Corrective principle:
1, general principles iron deficiency and mild and moderate anemia: mainly take oral iron, improve diet and eat iron-rich foods. Severe anemia: oral or injection of iron, some close to delivery or affect the fetus, but also a small number of times to transfuse concentrated red blood cells. Extremely severe anemia: the first choice is to transfuse concentrated red blood cells until HB > 70g/L. After the symptoms are relieved, it can be changed to oral iron. After Hb returns to normal, oral iron should continue for 3-6 months, or 3 months after delivery.
2. The dietary iron absorption rate of pregnant women is15%, and the physiological requirement of pregnant women is three times higher than that of menstrual period, and with the increase of pregnancy progress, iron intake is 30mg/d in the middle and late pregnancy. Dietary guidance can increase iron intake and absorption. 95% of dietary iron is non-heme iron.

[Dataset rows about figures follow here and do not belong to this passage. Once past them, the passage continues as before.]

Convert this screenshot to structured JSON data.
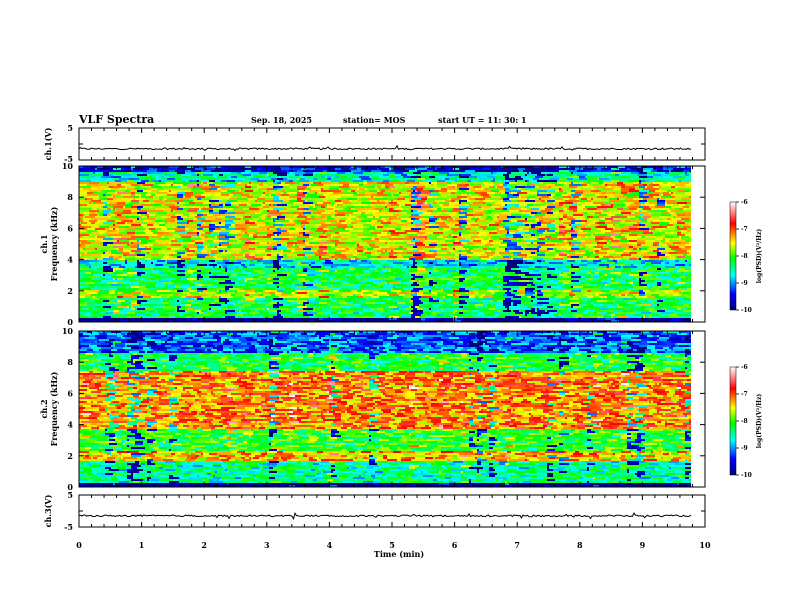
{
  "header": {
    "title": "VLF Spectra",
    "date": "Sep. 18, 2025",
    "station": "station= MOS",
    "start": "start  UT  =    11: 30: 1"
  },
  "chart_data": [
    {
      "type": "line",
      "name": "ch1-waveform",
      "ylabel": "ch.1(V)",
      "ylim": [
        -5,
        5
      ],
      "yticks": [
        "5",
        "-5"
      ],
      "baseline": -1.5,
      "x_range": [
        0,
        9.8
      ]
    },
    {
      "type": "heatmap",
      "name": "ch1-spectrogram",
      "ylabel_line1": "ch.1",
      "ylabel_line2": "Frequency  (kHz)",
      "ylim": [
        0,
        10
      ],
      "yticks": [
        "0",
        "2",
        "4",
        "6",
        "8",
        "10"
      ],
      "x_range": [
        0,
        9.8
      ],
      "bands": [
        {
          "from": 0,
          "to": 0.3,
          "level": -10
        },
        {
          "from": 0.3,
          "to": 1.5,
          "level": -8.2
        },
        {
          "from": 1.5,
          "to": 2.0,
          "level": -7.6
        },
        {
          "from": 2.0,
          "to": 3.5,
          "level": -8.2
        },
        {
          "from": 3.5,
          "to": 4.0,
          "level": -8.7
        },
        {
          "from": 4.0,
          "to": 9.0,
          "level": -7.4
        },
        {
          "from": 9.0,
          "to": 9.6,
          "level": -8.6
        },
        {
          "from": 9.6,
          "to": 10,
          "level": -9.5
        }
      ],
      "colorbar": {
        "label": "log(PSD)(V²/Hz)",
        "range": [
          -10,
          -6
        ],
        "ticks": [
          "-6",
          "-7",
          "-8",
          "-9",
          "-10"
        ]
      }
    },
    {
      "type": "heatmap",
      "name": "ch2-spectrogram",
      "ylabel_line1": "ch.2",
      "ylabel_line2": "Frequency  (kHz)",
      "ylim": [
        0,
        10
      ],
      "yticks": [
        "0",
        "2",
        "4",
        "6",
        "8",
        "10"
      ],
      "x_range": [
        0,
        9.8
      ],
      "bands": [
        {
          "from": 0,
          "to": 0.2,
          "level": -10
        },
        {
          "from": 0.2,
          "to": 1.7,
          "level": -8.4
        },
        {
          "from": 1.7,
          "to": 2.3,
          "level": -7.2
        },
        {
          "from": 2.3,
          "to": 3.7,
          "level": -8.0
        },
        {
          "from": 3.7,
          "to": 7.5,
          "level": -7.0
        },
        {
          "from": 7.5,
          "to": 8.6,
          "level": -8.1
        },
        {
          "from": 8.6,
          "to": 10,
          "level": -9.1
        }
      ],
      "colorbar": {
        "label": "log(PSD)(V²/Hz)",
        "range": [
          -10,
          -6
        ],
        "ticks": [
          "-6",
          "-7",
          "-8",
          "-9",
          "-10"
        ]
      }
    },
    {
      "type": "line",
      "name": "ch3-waveform",
      "ylabel": "ch.3(V)",
      "ylim": [
        -5,
        5
      ],
      "yticks": [
        "5",
        "-5"
      ],
      "baseline": -1.5,
      "x_range": [
        0,
        9.8
      ]
    }
  ],
  "xaxis": {
    "label": "Time  (min)",
    "range": [
      0,
      10
    ],
    "ticks": [
      "0",
      "1",
      "2",
      "3",
      "4",
      "5",
      "6",
      "7",
      "8",
      "9",
      "10"
    ]
  },
  "colors": {
    "colormap": [
      "#000080",
      "#0000ff",
      "#00ffff",
      "#00ff00",
      "#ffff00",
      "#ff0000",
      "#ffffff"
    ],
    "axis": "#000000"
  }
}
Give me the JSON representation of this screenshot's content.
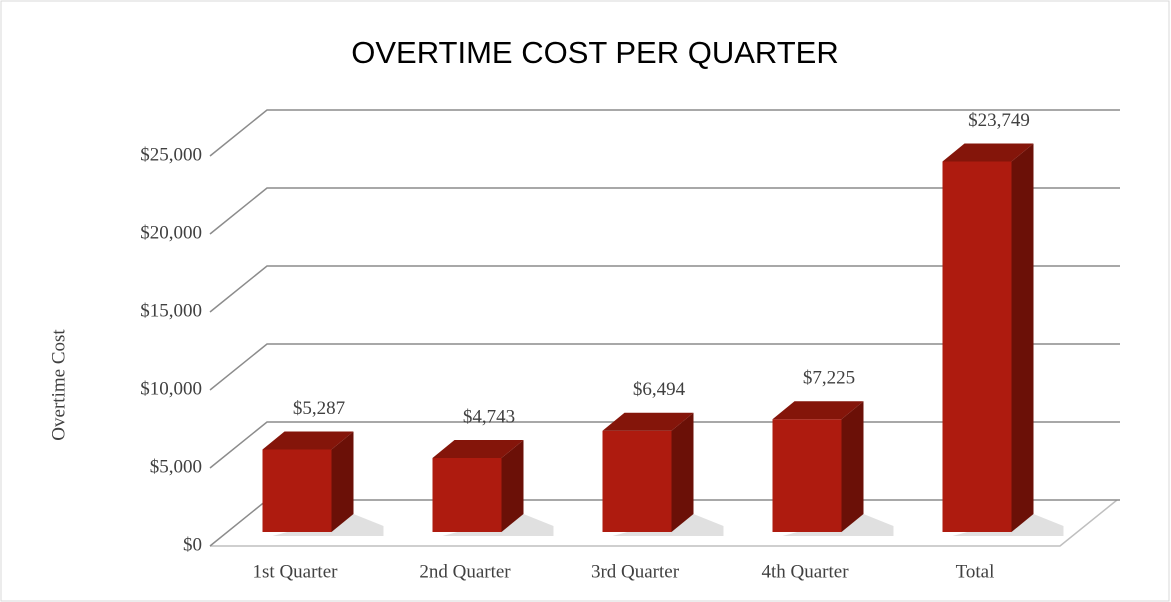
{
  "chart_data": {
    "type": "bar3d",
    "title": "OVERTIME COST PER QUARTER",
    "y_label": "Overtime Cost",
    "categories": [
      "1st Quarter",
      "2nd Quarter",
      "3rd Quarter",
      "4th Quarter",
      "Total"
    ],
    "values": [
      5287,
      4743,
      6494,
      7225,
      23749
    ],
    "value_labels": [
      "$5,287",
      "$4,743",
      "$6,494",
      "$7,225",
      "$23,749"
    ],
    "color": "#ae1b0f",
    "ylim": [
      0,
      25000
    ],
    "yticks": [
      {
        "value": 0,
        "label": "$0"
      },
      {
        "value": 5000,
        "label": "$5,000"
      },
      {
        "value": 10000,
        "label": "$10,000"
      },
      {
        "value": 15000,
        "label": "$15,000"
      },
      {
        "value": 20000,
        "label": "$20,000"
      },
      {
        "value": 25000,
        "label": "$25,000"
      }
    ],
    "grid": true
  }
}
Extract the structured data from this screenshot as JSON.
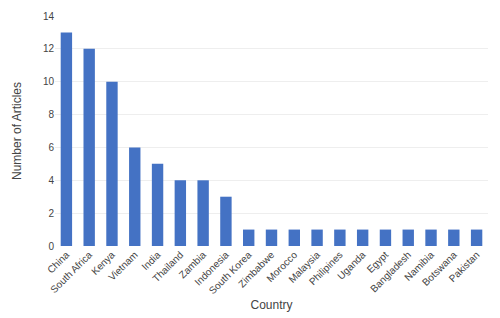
{
  "chart_data": {
    "type": "bar",
    "categories": [
      "China",
      "South Africa",
      "Kenya",
      "Vietnam",
      "India",
      "Thailand",
      "Zambia",
      "Indonesia",
      "South Korea",
      "Zimbabwe",
      "Morocco",
      "Malaysia",
      "Philipines",
      "Uganda",
      "Egypt",
      "Bangladesh",
      "Namibia",
      "Botswana",
      "Pakistan"
    ],
    "values": [
      13,
      12,
      10,
      6,
      5,
      4,
      4,
      3,
      1,
      1,
      1,
      1,
      1,
      1,
      1,
      1,
      1,
      1,
      1
    ],
    "color": "#4472C4",
    "xlabel": "Country",
    "ylabel": "Number of Articles",
    "ylim": [
      0,
      14
    ],
    "yticks": [
      0,
      2,
      4,
      6,
      8,
      10,
      12,
      14
    ],
    "grid": true
  }
}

Foods containing heme iron are red meat and poultry. Foods that promote iron absorption include fruits, potatoes, green leafy vegetables, cauliflower, carrots, cabbage and other foods containing vitamin C. Some foods will inhibit iron absorption, such as milk and dairy products, cereal bran, cereals, high-gluten flour, beans, nuts, tea, coffee and cocoa.
For oral iron, I recommend you to take Sulifenesin ferrous succinate tablets and ferrous iron.